In order to place the matter before the Ex. Com. I shall give the facts in relation to the organization of the Presbyterian Church. 2) The reasons for changing the form of Ch. Gov. from Presbyterian to Congregational & 3, the reasons for the organization of a 2nd Presbyterian Ch.

I. It appears that Rev. James H. Baldwin came here about....(J. Moore, his Elder, in the Church at Troy Grove came about the same time) and after preaching several months he organized a Presbyterian Ch. of some 12 members-

Mr. Wicks

Mrs. Wicks - P. but their preference is for Cong. Ch. which they have joined

Mr. Jack

Mrs. Jack - P. have since joined O.S. Presb. Ch.

J. Moore

Mrs. Moore- P. has not formally joined but aided with the Ch.

Mrs. Baldwin - P.

H. Baker - Cong.

F. Baldwin- P. would have joined if his Br. had remained there

Mrs. Cross-P. moved away

Mrs. Keith- Cong.

Mr. Rust - Cong.

Mrs. Rust Cong. have recently applied for admission to N.S. Presb. Ch.

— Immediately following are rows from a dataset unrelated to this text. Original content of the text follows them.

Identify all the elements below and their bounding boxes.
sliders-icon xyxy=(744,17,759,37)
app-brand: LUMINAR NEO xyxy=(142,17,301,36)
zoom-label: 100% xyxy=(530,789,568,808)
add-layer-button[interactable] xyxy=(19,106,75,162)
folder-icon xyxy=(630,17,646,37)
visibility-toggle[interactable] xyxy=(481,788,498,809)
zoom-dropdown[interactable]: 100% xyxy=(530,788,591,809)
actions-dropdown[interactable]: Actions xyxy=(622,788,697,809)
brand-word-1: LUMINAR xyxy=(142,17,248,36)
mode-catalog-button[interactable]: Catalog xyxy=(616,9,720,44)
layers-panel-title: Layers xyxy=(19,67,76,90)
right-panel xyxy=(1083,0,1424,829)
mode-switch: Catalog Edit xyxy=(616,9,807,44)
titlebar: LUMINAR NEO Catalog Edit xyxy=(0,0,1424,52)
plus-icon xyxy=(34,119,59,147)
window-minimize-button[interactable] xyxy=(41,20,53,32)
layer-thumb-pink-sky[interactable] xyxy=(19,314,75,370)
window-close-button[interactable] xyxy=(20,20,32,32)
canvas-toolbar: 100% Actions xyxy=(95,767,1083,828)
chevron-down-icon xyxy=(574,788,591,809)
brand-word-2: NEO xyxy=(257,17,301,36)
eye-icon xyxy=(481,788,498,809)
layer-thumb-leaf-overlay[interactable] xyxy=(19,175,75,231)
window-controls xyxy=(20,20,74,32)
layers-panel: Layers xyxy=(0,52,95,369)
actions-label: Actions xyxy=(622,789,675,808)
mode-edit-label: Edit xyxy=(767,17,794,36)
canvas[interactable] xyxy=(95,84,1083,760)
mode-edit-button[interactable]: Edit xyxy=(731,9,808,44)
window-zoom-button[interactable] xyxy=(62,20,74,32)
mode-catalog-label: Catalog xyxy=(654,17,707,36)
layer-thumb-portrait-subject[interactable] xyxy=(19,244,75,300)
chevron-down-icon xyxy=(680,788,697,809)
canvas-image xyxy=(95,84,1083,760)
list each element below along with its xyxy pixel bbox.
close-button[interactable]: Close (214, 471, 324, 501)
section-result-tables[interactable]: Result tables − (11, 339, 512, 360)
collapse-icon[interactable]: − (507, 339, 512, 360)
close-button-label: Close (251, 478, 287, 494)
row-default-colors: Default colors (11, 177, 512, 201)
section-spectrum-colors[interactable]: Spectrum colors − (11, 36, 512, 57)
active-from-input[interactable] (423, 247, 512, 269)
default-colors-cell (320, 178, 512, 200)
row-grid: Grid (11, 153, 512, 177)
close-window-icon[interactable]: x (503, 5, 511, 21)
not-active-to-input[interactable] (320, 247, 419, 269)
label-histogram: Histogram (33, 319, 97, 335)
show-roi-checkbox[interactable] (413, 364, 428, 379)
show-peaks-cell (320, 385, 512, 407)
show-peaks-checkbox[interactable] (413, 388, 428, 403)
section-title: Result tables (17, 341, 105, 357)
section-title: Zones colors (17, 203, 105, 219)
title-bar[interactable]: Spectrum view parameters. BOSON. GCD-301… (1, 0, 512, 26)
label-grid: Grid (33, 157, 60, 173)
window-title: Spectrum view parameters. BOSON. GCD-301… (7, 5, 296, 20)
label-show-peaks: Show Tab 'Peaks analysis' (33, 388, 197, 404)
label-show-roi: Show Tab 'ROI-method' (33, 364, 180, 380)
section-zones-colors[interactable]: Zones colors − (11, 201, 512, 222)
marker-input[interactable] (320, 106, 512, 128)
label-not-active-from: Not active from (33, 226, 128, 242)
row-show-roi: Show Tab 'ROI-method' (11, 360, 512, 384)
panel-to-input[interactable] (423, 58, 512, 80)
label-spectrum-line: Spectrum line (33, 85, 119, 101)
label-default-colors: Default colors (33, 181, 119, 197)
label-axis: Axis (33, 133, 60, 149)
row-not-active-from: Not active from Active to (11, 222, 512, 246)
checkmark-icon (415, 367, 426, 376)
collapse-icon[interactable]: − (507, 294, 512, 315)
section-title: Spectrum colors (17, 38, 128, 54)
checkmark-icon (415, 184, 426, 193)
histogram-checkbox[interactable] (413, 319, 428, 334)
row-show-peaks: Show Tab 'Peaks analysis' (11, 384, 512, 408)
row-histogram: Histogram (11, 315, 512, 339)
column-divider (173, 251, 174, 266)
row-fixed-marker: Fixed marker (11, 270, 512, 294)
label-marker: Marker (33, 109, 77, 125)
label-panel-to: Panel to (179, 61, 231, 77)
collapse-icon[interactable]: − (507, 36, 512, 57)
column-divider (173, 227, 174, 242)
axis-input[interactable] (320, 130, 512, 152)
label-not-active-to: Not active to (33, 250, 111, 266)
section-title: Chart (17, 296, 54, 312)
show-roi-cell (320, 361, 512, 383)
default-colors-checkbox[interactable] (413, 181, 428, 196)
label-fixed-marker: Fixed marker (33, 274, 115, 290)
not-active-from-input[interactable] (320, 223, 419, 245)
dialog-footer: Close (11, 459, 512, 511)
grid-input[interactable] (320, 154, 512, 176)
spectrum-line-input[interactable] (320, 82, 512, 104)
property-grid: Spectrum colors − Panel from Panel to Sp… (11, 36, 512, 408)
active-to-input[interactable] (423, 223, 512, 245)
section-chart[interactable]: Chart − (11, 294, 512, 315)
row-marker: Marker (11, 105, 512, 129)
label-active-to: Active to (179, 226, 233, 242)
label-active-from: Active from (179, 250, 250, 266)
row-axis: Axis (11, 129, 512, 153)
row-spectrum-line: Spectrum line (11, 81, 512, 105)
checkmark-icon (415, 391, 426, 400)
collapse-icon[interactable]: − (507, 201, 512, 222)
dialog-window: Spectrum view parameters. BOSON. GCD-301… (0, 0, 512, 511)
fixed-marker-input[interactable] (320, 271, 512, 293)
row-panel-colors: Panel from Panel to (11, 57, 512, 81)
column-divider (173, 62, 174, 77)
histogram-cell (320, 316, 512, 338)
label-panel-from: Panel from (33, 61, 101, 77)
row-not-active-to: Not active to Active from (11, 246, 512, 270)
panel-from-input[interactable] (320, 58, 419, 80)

After which he continued to preach about a year, receiving aid from the A.H.M.S. when he went east to obtain funds to build a Presb. Church. He was gone 5 or 6 weeks and during that time I came here as the agent is in duty bound to look after the churches under my care and learned to my surprise that arrangements were made to change the Ch. from Presb. to Cong. and that Mr. Holbrook had promised to be with them on that Sabbath but he did not appear. I preached and spent the Sabbath with H. Baker.

II. Reasons for changing the organization. These I have not been able to learn satisfactorily. Whether Mr. Baldwin did any thing to bring it about or did concur in it. whether Mr. Holbrook advised it or whether any outside influence was brought to bear upon them.

It is said in the Report of the Bureau Comm. that the Church by unanimous vote dissolved for the purpose of being organized into a Cong. Ch. But then it is fairly to be inferred that other reasons than a desire to form a Cong. Ch. had their influence from the fact that only 3 of the members of the Presb. Ch. were enrolled in the new organization and from the fact that immediately after an Old Sch. Presb. Ch. was formed.